Second, relative reward structure scales the food reward based on the length of the snake, rewarding longer survival and more complex movements. While this encourages flexible and strong strategies, it also gives additional flexibility in model training, as reward magnitudes increase and penalties decrease. This, unfortunately, can make hyperparameter tuning more challenging. However, for PPO, this is a reliable aspect since the algorithm relies heavily on the reward policy.
on step(action):
store the experience (state, action, reward, next_state, done) in the buffer
every 4 steps:
sample 256 past experiences from the buffer
& train the agen
every 10,000 steps:
update the target Q-network to match the Q-network
model = QR/DQN(
"MlpPolicy",
env,
verbose=1,
tensorboard_log="./tensorboard_snake/",
learning_rate=0.0003,
buffer_size=100000,
batch_size=256,
gamma=0.99,
train_freq=4,
gradient_steps=1,
exploration_fraction=0.1,
exploration_final_eps=0.01,
target_update_interval=10000,
)
dynamic reward:
If the snake's head hits something (wall or itself):
Game over
Give a penalty of -10 points
If the snake has been alive too long without progress (over 100 moves per body segment):
End the game
Give a penalty of -10 points
If the game is still going:
If the snake's eats the food:
Increase score by 1
Give a reward of 10 points multiplied by snake length
Put food in a new location
model = PPO(
"MlpPolicy",
env,
verbose=1,
tensorboard_log="./tensorboard_snake/",
learning_rate=0.0003,
n_steps=4096,
batch_size=256,
n_epochs=10,
gamma=0.9,
gae_lambda=0.95,
clip_range=0.2,
ent_coef=0.3
)
def step(self, action):
#Default Time consume
reward =- 0.01
#Time Out
reward = -10 + e^(0.01*L)
#Collision
reward = -10 *(1-L/768)
#Food Reward
if self.score > 3: reward = +10 * (L + 2B)
else reward = +10
#Bomb
if self.num_bombs > 3: reward = -10 + 0.076*L + -0.05B
else: reward = -10
we observed that the static reward was not fair since the number of bombs increased.

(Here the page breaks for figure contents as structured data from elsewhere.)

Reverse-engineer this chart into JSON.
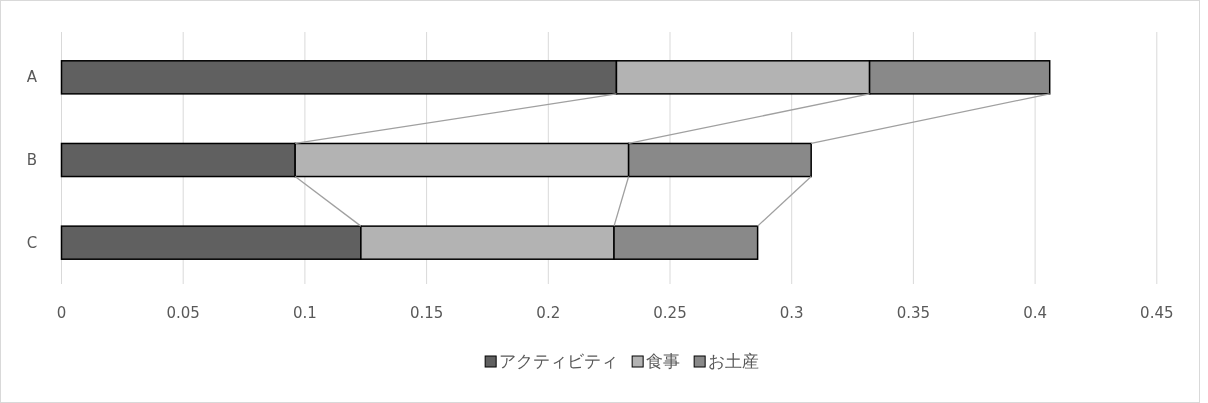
{
  "chart_data": {
    "type": "bar",
    "orientation": "horizontal",
    "stacked": true,
    "categories": [
      "A",
      "B",
      "C"
    ],
    "series": [
      {
        "name": "アクティビティ",
        "color": "#606060",
        "values": [
          0.228,
          0.096,
          0.123
        ]
      },
      {
        "name": "食事",
        "color": "#b3b3b3",
        "values": [
          0.104,
          0.137,
          0.104
        ]
      },
      {
        "name": "お土産",
        "color": "#898989",
        "values": [
          0.074,
          0.075,
          0.059
        ]
      }
    ],
    "xlim": [
      0,
      0.45
    ],
    "xticks": [
      0,
      0.05,
      0.1,
      0.15,
      0.2,
      0.25,
      0.3,
      0.35,
      0.4,
      0.45
    ],
    "grid": "x",
    "legend": "bottom"
  }
}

To adjust that issue, we introduced a dynamic reward system where the agent is reward more based on the length of the snake. The output is shown below:



In our PPO approach, we observed that the model’s improvement plateaued in static reward structure depending on the environment (*see tensorboard chart below). To address this, we did some experiments to find a fair and compact reward structure suitable for all environment, with a set of tuned hyperparameters.